Non si capisce perché un professore, magari iscritto a uno dei grandi sindacati, che ha poca voglia di lavorare non possa essere licenziato da un dirigente scolastico, a sua volta responsabile dei risultati della scuola. Si comprende che la concertazione è morta negli slogan del governo, ma di fatto lo schema adottato dalle leggi approvate continua a ricalcare una struttura della società cara ai sindacati. La concertazione è stata protagonista nell’ultimo trentennio, ma ricalca un’Italia dove il governo debole non ha mai avuto la capacità o la possibilità di incidere sui sindacati.
Non è un caso che gli accordi di Pomigliano della Fiat, che prevedevano una contrattazione di secondo livello e un rapporto sempre più stretto tra lavoratore e azienda, sono stati combattuti duramente dalla Fiom che aveva paura di perdere capacità di influenzare le scelte. Una battaglia che ha visto il segretario della Fiom Maurizio Landini in prima fila, proprio quel Landini che sembra ora essere il punto di riferimento del giovane primo ministro.

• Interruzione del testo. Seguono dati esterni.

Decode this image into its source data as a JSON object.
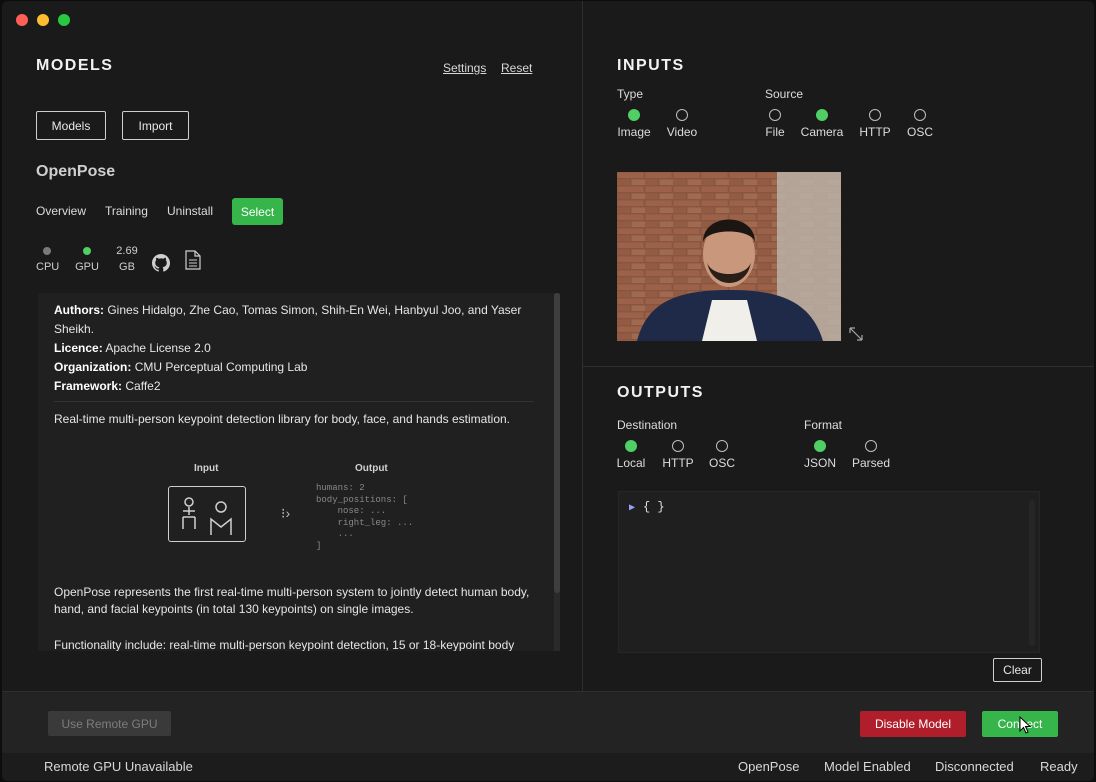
{
  "models": {
    "title": "MODELS",
    "settings_link": "Settings",
    "reset_link": "Reset",
    "models_button": "Models",
    "import_button": "Import",
    "model_name": "OpenPose",
    "tabs": [
      "Overview",
      "Training",
      "Uninstall"
    ],
    "select_button": "Select",
    "stats": {
      "cpu_label": "CPU",
      "gpu_label": "GPU",
      "size_value": "2.69",
      "size_unit": "GB",
      "github_icon": "github-icon",
      "doc_icon": "document-icon"
    },
    "info": {
      "authors_label": "Authors:",
      "authors_value": "Gines Hidalgo, Zhe Cao, Tomas Simon, Shih-En Wei, Hanbyul Joo, and Yaser Sheikh.",
      "licence_label": "Licence:",
      "licence_value": "Apache License 2.0",
      "organization_label": "Organization:",
      "organization_value": "CMU Perceptual Computing Lab",
      "framework_label": "Framework:",
      "framework_value": "Caffe2",
      "summary": "Real-time multi-person keypoint detection library for body, face, and hands estimation.",
      "diagram_input_label": "Input",
      "diagram_output_label": "Output",
      "diagram_output_code": "humans: 2\nbody_positions: [\n    nose: ...\n    right_leg: ...\n    ...\n]",
      "description": "OpenPose represents the first real-time multi-person system to jointly detect human body, hand, and facial keypoints (in total 130 keypoints) on single images.",
      "functionality": "Functionality include: real-time multi-person keypoint detection, 15 or 18-keypoint body"
    }
  },
  "inputs": {
    "title": "INPUTS",
    "type_label": "Type",
    "type_options": [
      "Image",
      "Video"
    ],
    "type_selected": "Image",
    "source_label": "Source",
    "source_options": [
      "File",
      "Camera",
      "HTTP",
      "OSC"
    ],
    "source_selected": "Camera",
    "expand_icon": "expand-icon"
  },
  "outputs": {
    "title": "OUTPUTS",
    "destination_label": "Destination",
    "destination_options": [
      "Local",
      "HTTP",
      "OSC"
    ],
    "destination_selected": "Local",
    "format_label": "Format",
    "format_options": [
      "JSON",
      "Parsed"
    ],
    "format_selected": "JSON",
    "json_preview": "{ }",
    "clear_button": "Clear"
  },
  "toolbar": {
    "remote_gpu_button": "Use Remote GPU",
    "disable_model_button": "Disable Model",
    "connect_button": "Connect"
  },
  "status": {
    "remote_gpu": "Remote GPU Unavailable",
    "model": "OpenPose",
    "model_state": "Model Enabled",
    "connection": "Disconnected",
    "ready": "Ready"
  },
  "colors": {
    "accent_green": "#36b54a",
    "danger_red": "#b01e2c",
    "background": "#1a1a1a"
  }
}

Il tempo della concertazione è finito non tanto perché Renzi lo annuncia a parole, ma perché gli accordi che sono stati raggiunti hanno reso l’Italia un Paese "fuori mercato". La competitività è andata scemando e le nostre imprese fanno sempre più fatica a dovere sottostare a regole decise più per favorire il dialogo tra le parti sociali che per raggiungere i risultati.

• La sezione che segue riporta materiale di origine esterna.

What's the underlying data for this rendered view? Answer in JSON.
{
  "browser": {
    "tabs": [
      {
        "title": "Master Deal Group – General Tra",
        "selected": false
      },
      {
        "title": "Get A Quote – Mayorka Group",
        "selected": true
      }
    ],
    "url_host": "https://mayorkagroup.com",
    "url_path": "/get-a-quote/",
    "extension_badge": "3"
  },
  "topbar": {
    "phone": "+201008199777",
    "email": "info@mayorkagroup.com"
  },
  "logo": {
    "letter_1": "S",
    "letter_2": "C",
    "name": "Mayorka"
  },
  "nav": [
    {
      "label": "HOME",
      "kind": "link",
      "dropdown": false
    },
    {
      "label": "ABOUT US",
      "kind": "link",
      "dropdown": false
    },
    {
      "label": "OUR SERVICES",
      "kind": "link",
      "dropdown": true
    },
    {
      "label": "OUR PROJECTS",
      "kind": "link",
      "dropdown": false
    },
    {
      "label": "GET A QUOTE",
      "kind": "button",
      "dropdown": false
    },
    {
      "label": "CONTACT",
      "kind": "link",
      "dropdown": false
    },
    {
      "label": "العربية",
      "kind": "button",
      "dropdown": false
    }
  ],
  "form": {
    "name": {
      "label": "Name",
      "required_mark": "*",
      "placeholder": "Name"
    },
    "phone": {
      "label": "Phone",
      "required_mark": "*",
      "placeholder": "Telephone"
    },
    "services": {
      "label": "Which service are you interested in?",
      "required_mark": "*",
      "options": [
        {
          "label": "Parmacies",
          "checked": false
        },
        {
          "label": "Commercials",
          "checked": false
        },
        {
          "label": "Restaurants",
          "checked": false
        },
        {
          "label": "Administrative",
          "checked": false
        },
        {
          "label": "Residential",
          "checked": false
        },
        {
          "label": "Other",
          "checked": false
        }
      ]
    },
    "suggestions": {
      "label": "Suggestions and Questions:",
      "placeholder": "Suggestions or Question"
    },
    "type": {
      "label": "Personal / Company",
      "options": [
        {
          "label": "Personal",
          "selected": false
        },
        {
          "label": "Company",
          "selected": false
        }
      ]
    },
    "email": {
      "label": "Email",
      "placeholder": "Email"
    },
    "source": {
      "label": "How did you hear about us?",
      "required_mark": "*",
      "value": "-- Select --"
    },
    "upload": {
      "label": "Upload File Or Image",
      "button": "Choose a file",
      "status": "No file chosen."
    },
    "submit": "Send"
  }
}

La rigidità della concertazione provoca un costo in crescita del lavoro, mentre gli altri paesi del Mediterraneo, Spagna e Portogallo per esempio, lo hanno ridotto (vedi grafico). La concertazione non permette l’agilità necessaria per potere competere in un’economia globale e serve solo a mantenere delle rigidità. L’Italia è così uno dei paesi con la più forte crisi economica all’interno dell’Europa, dato che il prodotto interno lordo ha registrato una caduta di oltre il 4 per cento nel biennio 2012-2013; tuttavia il dato preoccupante è quello che l’uscita dalla crisi è troppo lenta. La concertazione è diventata una bellissima scusa per bloccare il Paese. Una bellissima scusa solo per quelle categorie come i sindacati che nel tempo hanno visto il loro potere crescere, ma non certo per i cittadini, che si ritrovano strangolati da un’economia asfittica
di Andrea Giuricin, senior fellow dell’Istituto Bruno Leoni.